Тополя нашей юности

22
18
20
22
24
26
28
30

— Кто этот ваш сосед? — спросил я однажды у редактора.

— А лихо его знает, — Панасюк давал справку с неохотой. — Пивом торговал, выгнали. Сдается, какие-то кожи теперь заготовляет.

Некогда было строить хату березняковскому редактору. Хватало у него хлопот и без хаты. Но присущего ему чувства юмора он не терял. А если человек умеет смеяться, то никогда не подумаешь, что он живет плохо.

Пришлось Панасюку побывать в разных переплетах, но невзгоды и превратности жизни, казалось, не наложили никакого отпечатка на его внешность и характер.

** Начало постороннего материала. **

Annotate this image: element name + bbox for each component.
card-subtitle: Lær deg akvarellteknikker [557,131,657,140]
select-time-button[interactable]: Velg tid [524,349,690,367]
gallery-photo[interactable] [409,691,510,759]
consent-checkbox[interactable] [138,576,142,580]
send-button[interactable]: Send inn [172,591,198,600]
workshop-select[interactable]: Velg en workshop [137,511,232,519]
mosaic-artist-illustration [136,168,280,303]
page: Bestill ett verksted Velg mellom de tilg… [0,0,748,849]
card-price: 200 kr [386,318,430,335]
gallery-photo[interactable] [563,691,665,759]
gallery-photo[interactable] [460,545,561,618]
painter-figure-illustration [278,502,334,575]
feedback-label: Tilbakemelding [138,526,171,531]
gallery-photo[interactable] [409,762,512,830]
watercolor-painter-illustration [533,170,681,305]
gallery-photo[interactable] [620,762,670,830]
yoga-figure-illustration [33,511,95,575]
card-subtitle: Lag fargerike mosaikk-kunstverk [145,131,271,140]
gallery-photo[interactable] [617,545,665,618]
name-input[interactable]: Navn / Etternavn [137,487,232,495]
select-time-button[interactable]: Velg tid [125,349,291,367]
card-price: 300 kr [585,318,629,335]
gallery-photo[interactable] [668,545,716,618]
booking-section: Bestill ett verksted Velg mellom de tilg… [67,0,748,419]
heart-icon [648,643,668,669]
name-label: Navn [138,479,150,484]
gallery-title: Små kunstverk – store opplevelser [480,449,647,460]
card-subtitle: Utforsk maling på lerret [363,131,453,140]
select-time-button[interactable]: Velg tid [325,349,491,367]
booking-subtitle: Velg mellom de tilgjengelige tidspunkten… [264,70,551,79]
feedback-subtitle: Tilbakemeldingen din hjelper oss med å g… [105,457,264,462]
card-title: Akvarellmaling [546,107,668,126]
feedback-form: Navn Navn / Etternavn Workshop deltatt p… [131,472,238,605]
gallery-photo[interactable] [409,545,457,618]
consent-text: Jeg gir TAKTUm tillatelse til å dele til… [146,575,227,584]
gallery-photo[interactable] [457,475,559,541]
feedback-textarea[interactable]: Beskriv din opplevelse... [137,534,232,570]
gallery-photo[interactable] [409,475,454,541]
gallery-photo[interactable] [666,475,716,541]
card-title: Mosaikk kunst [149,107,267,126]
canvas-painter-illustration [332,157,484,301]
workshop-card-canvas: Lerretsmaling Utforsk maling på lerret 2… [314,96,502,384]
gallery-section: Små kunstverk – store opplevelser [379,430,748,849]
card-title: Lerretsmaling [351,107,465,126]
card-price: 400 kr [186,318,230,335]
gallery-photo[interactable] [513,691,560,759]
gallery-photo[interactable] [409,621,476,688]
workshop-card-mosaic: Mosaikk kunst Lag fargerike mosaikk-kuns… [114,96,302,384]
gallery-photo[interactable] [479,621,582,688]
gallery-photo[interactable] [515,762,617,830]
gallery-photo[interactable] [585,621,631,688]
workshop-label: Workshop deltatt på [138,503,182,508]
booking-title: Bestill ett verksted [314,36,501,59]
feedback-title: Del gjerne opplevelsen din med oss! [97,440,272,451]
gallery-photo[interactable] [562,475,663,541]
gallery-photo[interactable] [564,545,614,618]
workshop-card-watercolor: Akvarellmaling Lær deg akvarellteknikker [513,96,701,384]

Он сохранил юношескую подвижность и жизнерадостность. В его фигуре, походке не было никакой степенности, солидности, которая обычно приходит к людям, когда им под сорок. Ходил он как-то вприпрыжку, смеялся звонко и заливисто, и, если бы не лысая голова, можно было бы подумать, что имеешь дело с веселым молодым человеком.

Нечего греха таить, редактору районной газеты приходилось, да и приходится временами нелегко. Перед райкомом ответствен он на все сто процентов, а подошла какая-нибудь очередная важная кампания, и редактора посылают обычным уполномоченным в район. Попробуй огрызнуться: «У тебя есть аппарат, справится».

Панасюков «аппарат» в те памятные годы складывался из него самого и ответственного секретаря — Мелешки Вали. Валя была девушкой на выданье. Если я хоть капельку разбираюсь в людях, то возьму на себя смелость сказать, что о делах сердечных она думала раз в десять больше, чем о газете.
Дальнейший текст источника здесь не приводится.